Facebook wants you to use its messaging service to send your friends more than text messages. The company launched Payments for Messenger in March, and its slow rollout is continuing across the U.S. It is now available today in New York City and surrounding areas.
Wednesday’s update also includes a handful of changes that improve the way people can send and receive money within Messenger.
Dollar amounts will become hyperlinks, and when the person taps the link, it will create a payment for the person you are chatting with. Before money exchanges hands, you’re asked to confirm it first.
Additionally, Payments now work in group chats—similar to how Venmo has a running list of payments both from the public and from friends, anyone in the chat will be able to see who has paid whom how much.
Facebook is taking its time making Payments available for everyone. Smaller cities across the U.S. including Seattle, Austin, and Portland have had access to Payments already, and Facebook is continuing to phase other cities into the mix. But if you have a friend in one of those cities, simply ask them to send you a payment. Anyone in the U.S. can start using the feature after someone initiates a transaction.
Facebook’s Payments feature is competing with a number of other social payment applications in an effort to make it easier to exchange money on iOS, Android, and the Web. Paypal-owned Venmo and Square Cash are already popular for sending and receiving money, and Snapchat has even tried to get into the mix with Snapcash.

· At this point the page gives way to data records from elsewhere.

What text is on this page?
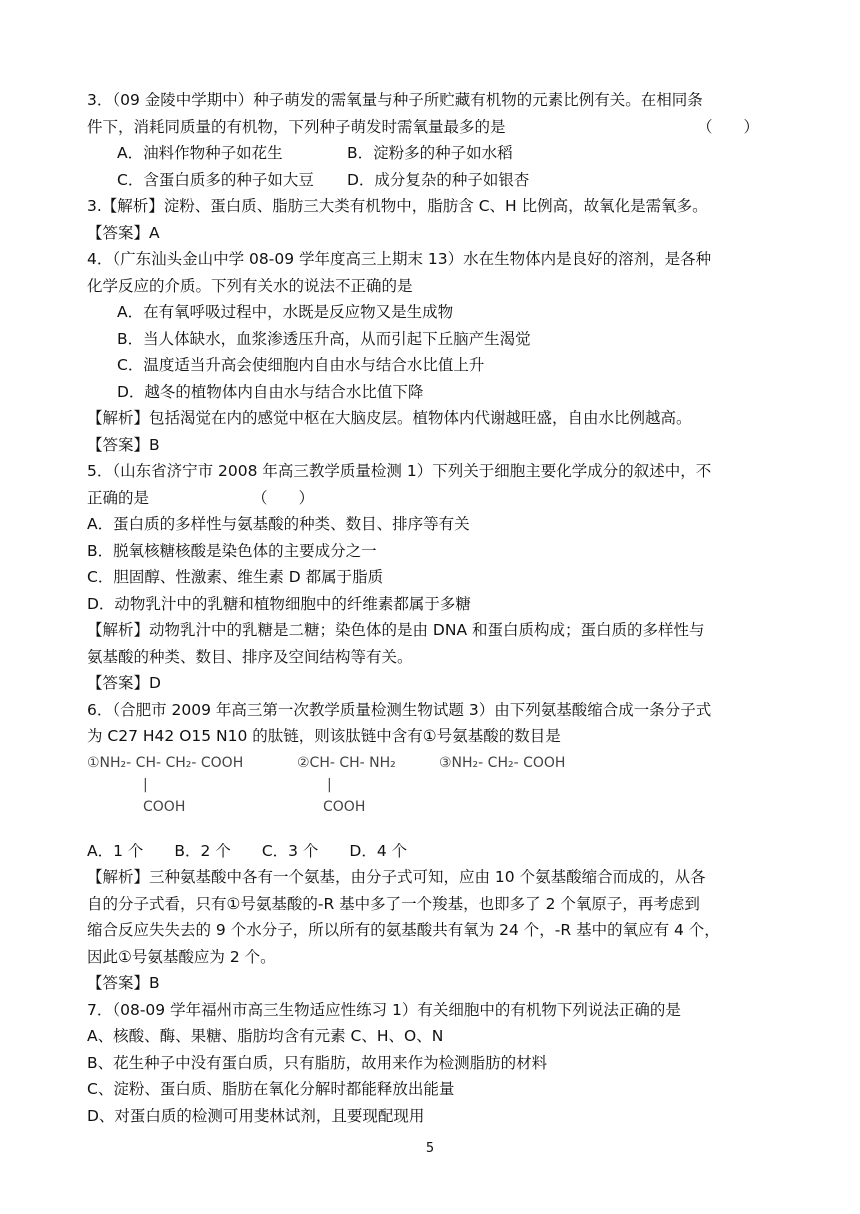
3．（09 金陵中学期中）种子萌发的需氧量与种子所贮藏有机物的元素比例有关。在相同条
件下，消耗同质量的有机物，下列种子萌发时需氧量最多的是	（　　）
A．油料作物种子如花生	B．淀粉多的种子如水稻
C．含蛋白质多的种子如大豆 D．成分复杂的种子如银杏
3.【解析】淀粉、蛋白质、脂肪三大类有机物中，脂肪含 C、H 比例高，故氧化是需氧多。
【答案】A
4．（广东汕头金山中学 08-09 学年度高三上期末 13）水在生物体内是良好的溶剂，是各种
化学反应的介质。下列有关水的说法不正确的是
A．在有氧呼吸过程中，水既是反应物又是生成物
B．当人体缺水，血浆渗透压升高，从而引起下丘脑产生渴觉
C．温度适当升高会使细胞内自由水与结合水比值上升
D．越冬的植物体内自由水与结合水比值下降
【解析】包括渴觉在内的感觉中枢在大脑皮层。植物体内代谢越旺盛，自由水比例越高。
【答案】B
5．（山东省济宁市 2008 年高三教学质量检测 1）下列关于细胞主要化学成分的叙述中，不
正确的是	（　　）
A．蛋白质的多样性与氨基酸的种类、数目、排序等有关
B．脱氧核糖核酸是染色体的主要成分之一
C．胆固醇、性激素、维生素 D 都属于脂质
D．动物乳汁中的乳糖和植物细胞中的纤维素都属于多糖
【解析】动物乳汁中的乳糖是二糖；染色体的是由 DNA 和蛋白质构成；蛋白质的多样性与
氨基酸的种类、数目、排序及空间结构等有关。
【答案】D
6．（合肥市 2009 年高三第一次教学质量检测生物试题 3）由下列氨基酸缩合成一条分子式
为 C27 H42 O15 N10 的肽链，则该肽链中含有①号氨基酸的数目是
①NH₂- CH- CH₂- COOH
|
COOH
②CH- CH- NH₂
|
COOH
③NH₂- CH₂- COOH
A．1 个　　B．2 个　　C．3 个　　D．4 个
【解析】三种氨基酸中各有一个氨基，由分子式可知，应由 10 个氨基酸缩合而成的，从各
自的分子式看，只有①号氨基酸的-R 基中多了一个羧基，也即多了 2 个氧原子，再考虑到
缩合反应失失去的 9 个水分子，所以所有的氨基酸共有氧为 24 个，-R 基中的氧应有 4 个，
因此①号氨基酸应为 2 个。
【答案】B
7．（08-09 学年福州市高三生物适应性练习 1）有关细胞中的有机物下列说法正确的是
A、核酸、酶、果糖、脂肪均含有元素 C、H、O、N
B、花生种子中没有蛋白质，只有脂肪，故用来作为检测脂肪的材料
C、淀粉、蛋白质、脂肪在氧化分解时都能释放出能量
D、对蛋白质的检测可用斐林试剂，且要现配现用
5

But with 600 million Messenger users, Facebook already has a built-in audience for sending and receiving money, so it might make it easier to grow. And Payments is just one of the many features Facebook is adding to its standalone messaging service in an effort to turn it into a full-fledged platform, not just an app.
Where Facebook might run into some trouble, however, is getting users to trust the company with their money. According to a recent Pew Internet study, some 69 percent of adults don’t trust social networks to keep their data private and secure. Of course, we continue to use them all anyway.